My research focuses on developing computational models of brain circuits to understand the biological mechanisms of cognitive aging, mental health, and neurodegeneration. We integrate biophysical modeling with machine learning to analyze genomic, cellular, and clinical data, aiming to build predictive frameworks for brain health across the lifespan. A central focus of my lab is the role of neuron–glial–vascular interactions in shaping neural processing and resilience to disease.
To harness brain disorders, we combine mechanistic simulations with data-driven methods to construct biologically grounded digital twins of neural systems. These models integrate molecular pathways, electrophysiology, and network connectivity with multimodal datasets, including neuroimaging, transcriptomics, and clinical measurements. By embedding physical and biological constraints within machine-learning architectures, we aim to develop interpretable predictive models capable of simulating disease trajectories, identifying early biomarkers, and forecasting therapeutic response.
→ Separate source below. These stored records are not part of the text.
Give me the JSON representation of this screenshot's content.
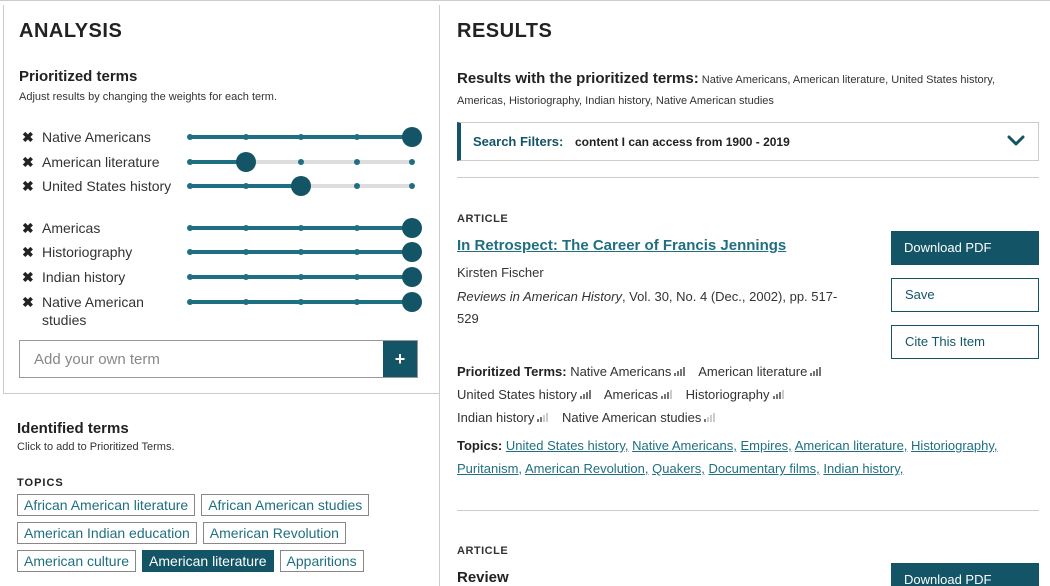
{
  "analysis": {
    "title": "ANALYSIS",
    "prioritized_title": "Prioritized terms",
    "prioritized_subtitle": "Adjust results by changing the weights for each term.",
    "terms": [
      {
        "label": "Native Americans",
        "weight": 5
      },
      {
        "label": "American literature",
        "weight": 2
      },
      {
        "label": "United States history",
        "weight": 3
      },
      {
        "label": "Americas",
        "weight": 5
      },
      {
        "label": "Historiography",
        "weight": 5
      },
      {
        "label": "Indian history",
        "weight": 5
      },
      {
        "label": "Native American studies",
        "weight": 5
      }
    ],
    "remove_glyph": "✖",
    "add_placeholder": "Add your own term",
    "add_button": "+"
  },
  "identified": {
    "title": "Identified terms",
    "subtitle": "Click to add to Prioritized Terms.",
    "topics_label": "TOPICS",
    "rows": [
      [
        {
          "label": "African American literature",
          "active": false
        },
        {
          "label": "African American studies",
          "active": false
        }
      ],
      [
        {
          "label": "American Indian education",
          "active": false
        },
        {
          "label": "American Revolution",
          "active": false
        }
      ],
      [
        {
          "label": "American culture",
          "active": false
        },
        {
          "label": "American literature",
          "active": true
        },
        {
          "label": "Apparitions",
          "active": false
        }
      ]
    ]
  },
  "results": {
    "title": "RESULTS",
    "with_label": "Results with the prioritized terms:",
    "with_terms": "Native Americans, American literature, United States history, Americas, Historiography, Indian history, Native American studies",
    "filters_label": "Search Filters:",
    "filters_value": "content I can access from 1900 - 2019",
    "articles": [
      {
        "type": "ARTICLE",
        "title": "In Retrospect: The Career of Francis Jennings",
        "author": "Kirsten Fischer",
        "journal": "Reviews in American History",
        "cite_rest": ", Vol. 30, No. 4 (Dec., 2002), pp. 517-529",
        "download_label": "Download PDF",
        "save_label": "Save",
        "cite_label": "Cite This Item",
        "pterms_label": "Prioritized Terms:",
        "pterms": [
          {
            "label": "Native Americans",
            "level": 4
          },
          {
            "label": "American literature",
            "level": 4
          },
          {
            "label": "United States history",
            "level": 4
          },
          {
            "label": "Americas",
            "level": 3
          },
          {
            "label": "Historiography",
            "level": 3
          },
          {
            "label": "Indian history",
            "level": 2
          },
          {
            "label": "Native American studies",
            "level": 1
          }
        ],
        "topics_label": "Topics:",
        "topics": [
          "United States history,",
          "Native Americans,",
          "Empires,",
          "American literature,",
          "Historiography,",
          "Puritanism,",
          "American Revolution,",
          "Quakers,",
          "Documentary films,",
          "Indian history,"
        ]
      },
      {
        "type": "ARTICLE",
        "title": "Review",
        "download_label": "Download PDF"
      }
    ]
  }
}
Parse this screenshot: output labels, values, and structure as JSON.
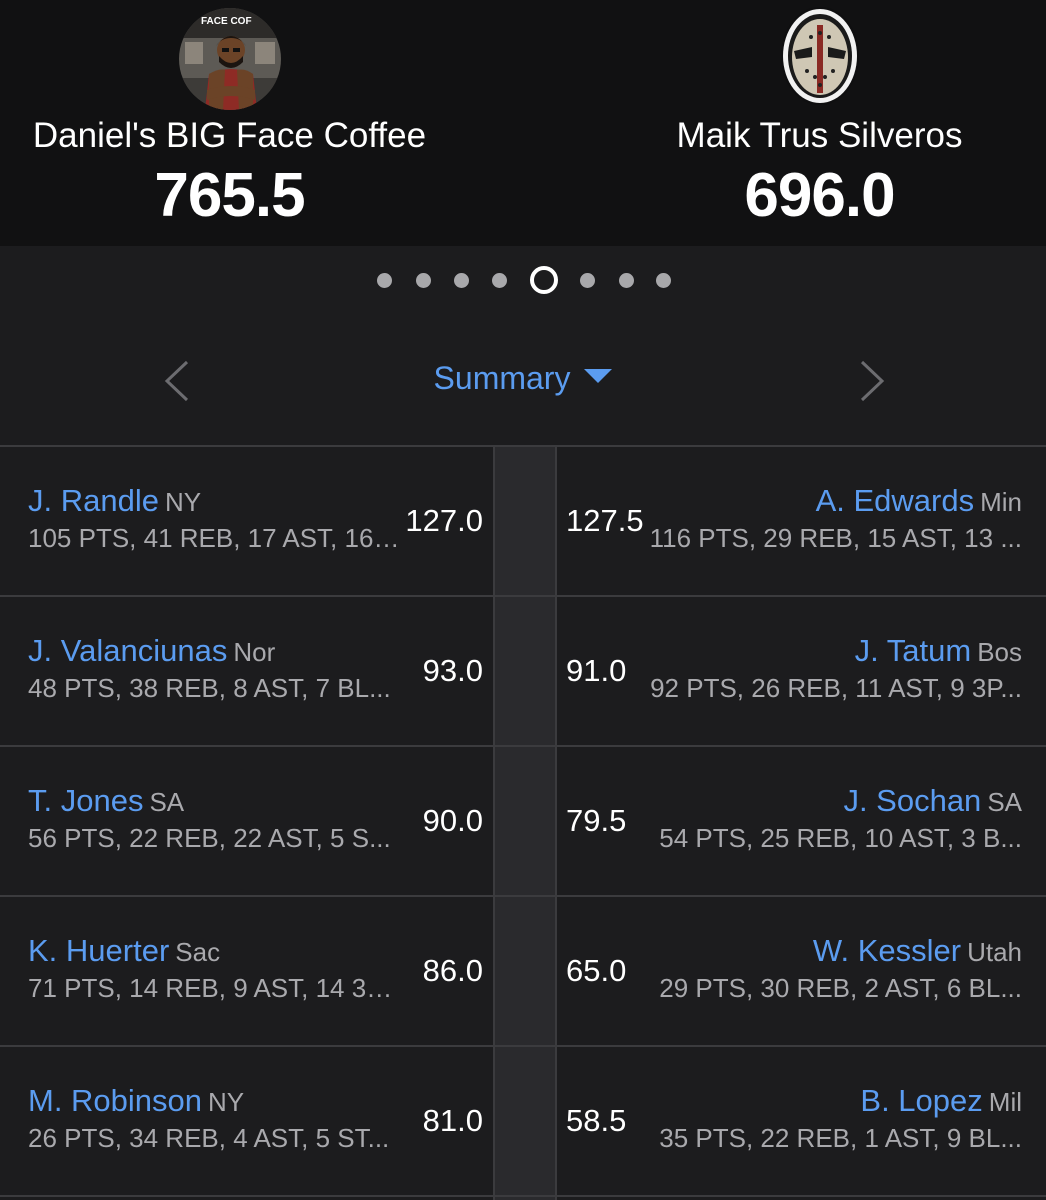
{
  "teams": {
    "home": {
      "name": "Daniel's BIG Face Coffee",
      "score": "765.5",
      "avatar_icon": "barista-avatar",
      "avatar_text": "FACE COF"
    },
    "away": {
      "name": "Maik Trus Silveros",
      "score": "696.0",
      "avatar_icon": "hockey-mask-avatar"
    }
  },
  "pager": {
    "count": 8,
    "active_index": 4
  },
  "nav": {
    "title": "Summary",
    "prev_icon": "chevron-left-icon",
    "next_icon": "chevron-right-icon",
    "accent": "#5b9cf0"
  },
  "rows": [
    {
      "home": {
        "name": "J. Randle",
        "team": "NY",
        "stats": "105 PTS, 41 REB, 17 AST, 16 ...",
        "points": "127.0"
      },
      "away": {
        "name": "A. Edwards",
        "team": "Min",
        "stats": "116 PTS, 29 REB, 15 AST, 13 ...",
        "points": "127.5"
      }
    },
    {
      "home": {
        "name": "J. Valanciunas",
        "team": "Nor",
        "stats": "48 PTS, 38 REB, 8 AST, 7 BL...",
        "points": "93.0"
      },
      "away": {
        "name": "J. Tatum",
        "team": "Bos",
        "stats": "92 PTS, 26 REB, 11 AST, 9 3P...",
        "points": "91.0"
      }
    },
    {
      "home": {
        "name": "T. Jones",
        "team": "SA",
        "stats": "56 PTS, 22 REB, 22 AST, 5 S...",
        "points": "90.0"
      },
      "away": {
        "name": "J. Sochan",
        "team": "SA",
        "stats": "54 PTS, 25 REB, 10 AST, 3 B...",
        "points": "79.5"
      }
    },
    {
      "home": {
        "name": "K. Huerter",
        "team": "Sac",
        "stats": "71 PTS, 14 REB, 9 AST, 14 3P...",
        "points": "86.0"
      },
      "away": {
        "name": "W. Kessler",
        "team": "Utah",
        "stats": "29 PTS, 30 REB, 2 AST, 6 BL...",
        "points": "65.0"
      }
    },
    {
      "home": {
        "name": "M. Robinson",
        "team": "NY",
        "stats": "26 PTS, 34 REB, 4 AST, 5 ST...",
        "points": "81.0"
      },
      "away": {
        "name": "B. Lopez",
        "team": "Mil",
        "stats": "35 PTS, 22 REB, 1 AST, 9 BL...",
        "points": "58.5"
      }
    }
  ]
}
Our long-term objective is to translate these approaches into scalable digital technologies for monitoring and diagnosis of age-related brain disorders, including Alzheimer's disease and related dementias. By bridging computational neuroscience, bioinformatics, and artificial intelligence, this research contributes to the development of clinically actionable tools for precision brain health and personalized medicine.
Maurizio De Pittà is an Assistant Professor in the Departments of Physiology and Medical Biophysics at the University of Toronto and a Scientist at UHN's Krembil Brain Institute. He is a computational neuroscientist whose work lies at the intersection of biophysical modeling, applied mathematics, and data-driven artificial intelligence, with a particular focus on neuron–glial circuits and astrocyte physiology.
Dr. De Pittà received his PhD in Electrical Engineering from Tel Aviv University and completed postdoctoral training in theoretical and computational neuroscience at the University of Chicago and INRIA (France). Since establishing his independent research program in 2018, he has led interdisciplinary efforts to understand how interactions between neurons, glial cells, and vascular components shape brain function in health and disease. His work has contributed to the emergence of computational glioscience, a field that integrates multiscale modeling with experimental and clinical data to generate predictive theories of brain organization.
Dr. De Pittà’s research has been published in leading journals, including PNAS and Science, and supported by competitive funding from national and international agencies in Europe, Canada, and the United States. He is the co-author of the textbook Computational Glioscience (Springer) and actively contributes to training initiatives in computational neuroscience and neuro-AI. Through close collaborations with clinicians, engineers, and data scientists, his work aims to translate mechanistic insights into clinically actionable tools for neurodegenerative and age-related brain disorders.